The other sort of fire-implement consists of a dry wooden pin, which by a common bow-drill is made to rub against a block of dry half-blackened wood. The upper part of this pin runs in a drill block of wood or bone. In one of the tools which I purchased, the astragalus of a reindeer was used for this purpose. In the light-stock holes have been made to give support to the pin, and perhaps to facilitate the formation of the half-carbonised wood-meal which the drilling loosens from the light-stock and in which the red heat arises. When fire is to be lighted by means of this implement, the lower part of the drill pin is daubed over with a little train-oil, one foot holds the light-stock firm against the ground, the bowstring is put round the drill pin, the left hand presses the pin with the drill block against the light-stock, and the bow is carried backwards and forwards, not very rapidly, but evenly, steadily, and uninterruptedly, until fire appears. A couple of minutes are generally required to complete the process The women appear to be more accustomed than the men to the use of this implement. An improved form of it consisted of a wooden pin on whose lower part a lense-formed and perforated block of wood was fixed. This block served as fly-wheel and weight. Across the wooden pin ran a perforated cross-bar which was fastened with two sinews to its upper end. By carrying this cross-bar backwards and forwards the pin could be turned round with great rapidity. The implement appears to me the more remarkable as it shows a new way of using the stone or brick lenses, which are often found in graves or old house-sites from the Stone Age.
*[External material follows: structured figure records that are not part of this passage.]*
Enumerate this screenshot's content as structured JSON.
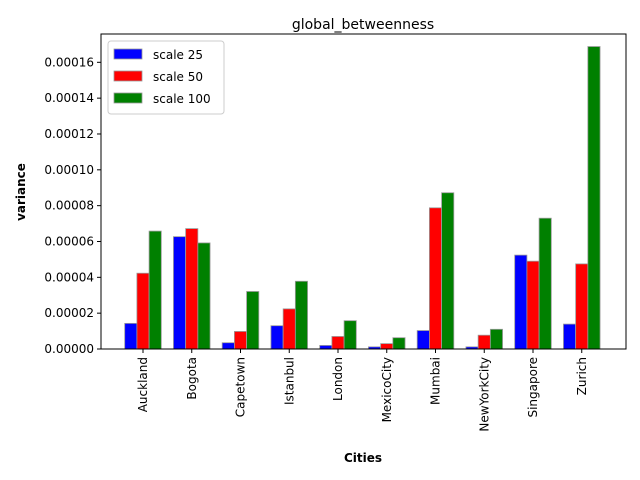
{
  "chart_data": {
    "type": "bar",
    "title": "global_betweenness",
    "xlabel": "Cities",
    "ylabel": "variance",
    "categories": [
      "Auckland",
      "Bogota",
      "Capetown",
      "Istanbul",
      "London",
      "MexicoCity",
      "Mumbai",
      "NewYorkCity",
      "Singapore",
      "Zurich"
    ],
    "series": [
      {
        "name": "scale 25",
        "color": "#0000ff",
        "values": [
          1.43e-05,
          6.27e-05,
          3.5e-06,
          1.3e-05,
          2e-06,
          1.2e-06,
          1.03e-05,
          1.2e-06,
          5.24e-05,
          1.39e-05
        ]
      },
      {
        "name": "scale 50",
        "color": "#ff0000",
        "values": [
          4.23e-05,
          6.72e-05,
          9.8e-06,
          2.24e-05,
          7e-06,
          3e-06,
          7.88e-05,
          7.7e-06,
          4.9e-05,
          4.75e-05
        ]
      },
      {
        "name": "scale 100",
        "color": "#008000",
        "values": [
          6.58e-05,
          5.92e-05,
          3.21e-05,
          3.78e-05,
          1.58e-05,
          6.3e-06,
          8.72e-05,
          1.1e-05,
          7.3e-05,
          0.0001688
        ]
      }
    ],
    "ylim": [
      0,
      0.0001758
    ],
    "yticks": [
      0,
      2e-05,
      4e-05,
      6e-05,
      8e-05,
      0.0001,
      0.00012,
      0.00014,
      0.00016
    ],
    "ytick_labels": [
      "0.00000",
      "0.00002",
      "0.00004",
      "0.00006",
      "0.00008",
      "0.00010",
      "0.00012",
      "0.00014",
      "0.00016"
    ],
    "legend_position": "top-left",
    "grid": false
  }
}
Among the Chukches, as among many other wild races, lucifer matches have obtained the honour of being the first of the inventions of the civilised races that have been recognised as indisputably superior to their own. A request for lucifer matches was therefore one of the most common of those with which our friends at Behring's Straits tormented us during winter, and they were willing for a single box to offer things that in comparison were very valuable. Unfortunately we had no superfluous supply of this necessary article, or perhaps I ought to say fortunately, for if the Chukches for some years were able to get a couple of boxes of matches for a walrus tusk, I believe that with their usual carelessness they would soon completely forget the use of their own fire-implements.
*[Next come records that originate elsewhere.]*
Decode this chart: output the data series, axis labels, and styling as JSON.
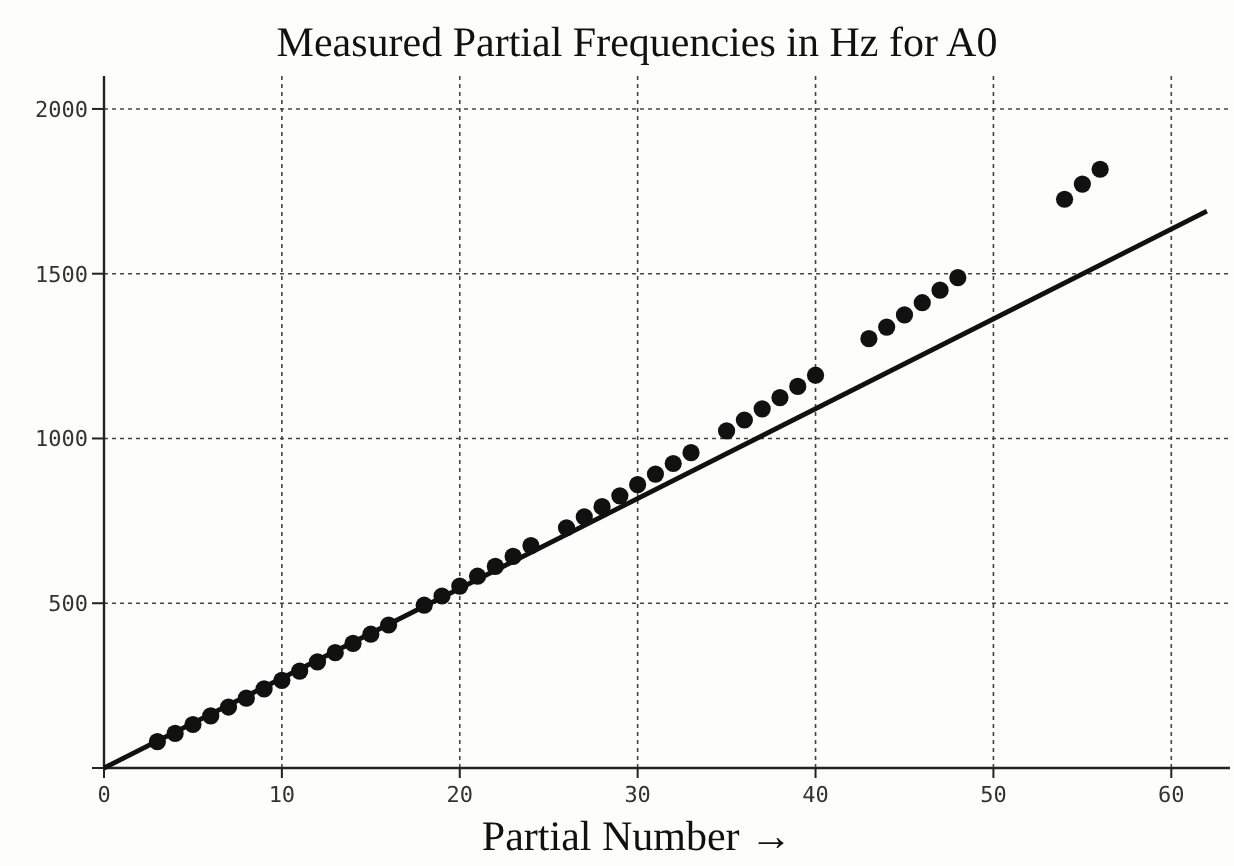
{
  "chart_data": {
    "type": "scatter",
    "title": "Measured Partial Frequencies in Hz for A0",
    "xlabel": "Partial Number →",
    "xlim": [
      0,
      63.3
    ],
    "xticks": [
      0,
      10,
      20,
      30,
      40,
      50,
      60
    ],
    "ylim": [
      0,
      2100
    ],
    "yticks": [
      {
        "value": 0,
        "label": null
      },
      500,
      1000,
      1500,
      2000
    ],
    "grid": true,
    "marker": "circle",
    "series": [
      {
        "color": "#111111",
        "x": [
          3,
          4,
          5,
          6,
          7,
          8,
          9,
          10,
          11,
          12,
          13,
          14,
          15,
          16,
          18,
          19,
          20,
          21,
          22,
          23,
          24,
          26,
          27,
          28,
          29,
          30,
          31,
          32,
          33,
          35,
          36,
          37,
          38,
          39,
          40,
          43,
          44,
          45,
          46,
          47,
          48,
          54,
          55,
          56
        ],
        "values": [
          80,
          105,
          132,
          158,
          185,
          212,
          240,
          266,
          294,
          322,
          350,
          378,
          406,
          434,
          494,
          522,
          552,
          582,
          612,
          642,
          675,
          729,
          762,
          793,
          826,
          860,
          892,
          924,
          957,
          1023,
          1056,
          1090,
          1124,
          1158,
          1192,
          1303,
          1338,
          1375,
          1412,
          1450,
          1488,
          1726,
          1772,
          1817
        ]
      },
      {
        "type": "line",
        "color": "#111111",
        "marker": "none",
        "line_style": "solid",
        "x": [
          0,
          62
        ],
        "values": [
          0,
          1690
        ]
      }
    ]
  }
}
Among household articles I may further mention the following:—

The hide-scraper ([fig. 1, p. 117]) is of stone or iron and fastened to a wooden handle. With this tool the moistened hide is cleaned very particularly, and is then rubbed, stretched, and kneaded so carefully that several days go to the preparation of a single reindeer skin. That this is hard work is also shown by the woman who is employed at it in the tent dripping with perspiration. While thus employed she sits on a part of the skin and stretches out the other part with the united help of the hands and the bare feet. When the skin has been sufficiently worked, she fills a vessel with her own urine, mixes this with comminuted willow bark, which has been dried over the lamp, and rubs the blood-warm liquid into the reindeer skin. In order to give this a red colour on one side, the bark of a species of Pinus (?) is mixed with the tanning liquid. The skins are made very soft by this process, and on the inner side almost resemble chamois leather. Sometimes too the reindeer skin is tanned to real chamois of very excellent quality.

Two sorts of ice mattocks, the shaft is of wood, the blade of the spade-formed one of whalebone, of the others of a walrus tusk, it is fixed to the shaft by skin thongs with great skill

Sometimes both the shaft and blade are of bone, fastened together in a somewhat different way.
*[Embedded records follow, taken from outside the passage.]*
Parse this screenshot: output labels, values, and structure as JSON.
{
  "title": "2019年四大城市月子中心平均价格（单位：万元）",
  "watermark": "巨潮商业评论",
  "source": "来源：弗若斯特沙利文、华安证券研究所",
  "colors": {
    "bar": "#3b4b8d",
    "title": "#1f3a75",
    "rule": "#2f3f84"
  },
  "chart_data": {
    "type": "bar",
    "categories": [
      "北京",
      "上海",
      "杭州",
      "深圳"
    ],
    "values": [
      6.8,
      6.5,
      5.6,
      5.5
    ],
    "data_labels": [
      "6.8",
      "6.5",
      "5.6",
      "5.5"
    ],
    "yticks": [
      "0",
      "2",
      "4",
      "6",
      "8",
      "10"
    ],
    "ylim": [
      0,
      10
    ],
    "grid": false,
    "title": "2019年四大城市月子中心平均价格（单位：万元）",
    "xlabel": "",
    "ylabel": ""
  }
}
Hones of native clay-slate. These are often perforated at one end and carried along with the knife, the spoon, and the sucking-tube, fastened with an ivory tongs in the belt.

Home-made vessels of wood, bone of the whale, whalebone, and skin of different kinds.

Knives, boring tools, axes and pots of European, American, or Siberian origin, and in addition casks, pieces of cable, iron scrap, preserved-meat tins, glasses, bottles, &c., obtained from ships which have anchored along the coast. Vessels have regularly visited the sea north of Behring's Straits only during the latest decades, and the contact between the sailors and the Chukches has not yet exerted any considerable influence on the mode of life of the latter. The natives, however, complain that the whalers destroy the walrus-hunting, while on the other hand they see with pleasure trading vessels occasionally visiting their coasts.